この一帯は佐保と呼ばれ、奈良時代には貴族の別宅が多くあった場所である。最も有名なものは長屋王の別宅で佐保楼と呼ばれ、当時の貴族、文人などが風流を愛でた場所であったようだ。現在の地名では法蓮町の東側、多聞町、東包栄町などがこの佐保に含まれる。佐保川に沿って見事な桜の並木があり、春にはその両岸が桜で埋め尽くされる。自転車で東大寺から平城京までサイクリングするのも気持ちが良い。
参拝
転害門から来ると佐保川にかかる小さな佐保橋を渡ったすぐ右手が参道入口だ。脇には宮内庁の天皇陵を示す看板が立っており、目の前にはかなりの長さの白砂利の参道がまっすぐ正面の天皇陵まで伸びている。両側に松などの植栽があるが、昔の写真で見るほど大きな松は今ではなくなっている。御陵へは階段を登りきったところまで近づくことができる。鳥居の後ろは鬱蒼と樹木が茂る小高い丘になっている。この小高い丘は右隣の光明皇后陵まで続いており、ここには鹿の家族が住んでいるようだ。奈良公園の鹿と違ってかなり警戒心が強く、人が近づくと逃げてしまう。
聖武天皇にご挨拶をして階段を下りて少し参道を戻ると左手に光明皇后陵への道が続いている。光明皇后陵は正面までは入れず、横から拝むようなかたちになる。参道の右側には多聞町の古い家々の今にも崩れそうな土壁が残っており、それもまた風情がある。先日私とすれ違いに参道を入ってくる年配の男性がいて、少しお話した。「私は夕方の静かな時間に御陵の階段に座って本を読んだり、ぼ~っと考え事をしたりするのが好きなんです」と仰っていた。地元ならではの贅沢ですね!
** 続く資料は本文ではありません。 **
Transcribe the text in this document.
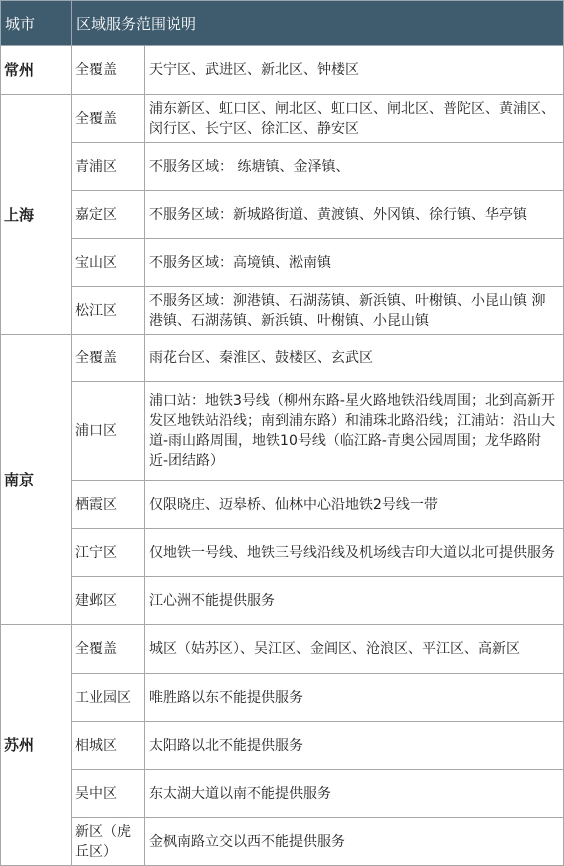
城市	区域服务范围说明	
常州	全覆盖	天宁区、武进区、新北区、钟楼区
上海	全覆盖	浦东新区、虹口区、闸北区、虹口区、闸北区、普陀区、黄浦区、闵行区、长宁区、徐汇区、静安区
	青浦区	不服务区域： 练塘镇、金泽镇、
	嘉定区	不服务区域：新城路街道、黄渡镇、外冈镇、徐行镇、华亭镇
	宝山区	不服务区域：高境镇、淞南镇
	松江区	不服务区域：泖港镇、石湖荡镇、新浜镇、叶榭镇、小昆山镇 泖港镇、石湖荡镇、新浜镇、叶榭镇、小昆山镇
南京	全覆盖	雨花台区、秦淮区、鼓楼区、玄武区
	浦口区	浦口站：地铁3号线（柳州东路-星火路地铁沿线周围；北到高新开发区地铁站沿线；南到浦东路）和浦珠北路沿线；江浦站：沿山大道-雨山路周围，地铁10号线（临江路-青奥公园周围；龙华路附近-团结路）
	栖霞区	仅限晓庄、迈皋桥、仙林中心沿地铁2号线一带
	江宁区	仅地铁一号线、地铁三号线沿线及机场线吉印大道以北可提供服务
	建邺区	江心洲不能提供服务
苏州	全覆盖	城区（姑苏区）、吴江区、金阊区、沧浪区、平江区、高新区
	工业园区	唯胜路以东不能提供服务
	相城区	太阳路以北不能提供服务
	吴中区	东太湖大道以南不能提供服务
	新区（虎丘区）	金枫南路立交以西不能提供服务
帰りは光明皇后陵からまっすぐ戻ると宮内庁の事務所の前を通り、元の聖武天皇陵の参道に合流するのでそのまま一条通へと戻る。
行事:聖武天皇祭
例年5月2日の聖武天皇の命日には東大寺で盛大な祭典が行われる。大仏殿での法要はもちろんの事、東大寺幼稚園の子どもたちが奈良時代の衣装を着て、着物姿のお母さんたちに手を引かれて練り歩く稚児行列は本当に可愛らしい。大人も奈良時代の衣装を着て時代行列をするので大変華やかだ。その後は南大門横の鏡池で雅楽と舞の奉納も行われる。とても素晴らしい法要なのだが知っている人は少ないようで、ゆったりと楽しむことができる。
そして翌日の5月3日には朝8時半から聖武天皇陵で山稜祭が行われる。東大寺の僧侶たちが読経を上げ、午後献茶をされる茶道裏千家の家元などが参加される。その後、11時ごろから大仏殿で裏千家による献茶が行われる。
GW中でもあり、東大寺近辺にいらっしゃる際には是非聖武天皇祭を見に行かれることをお勧めする。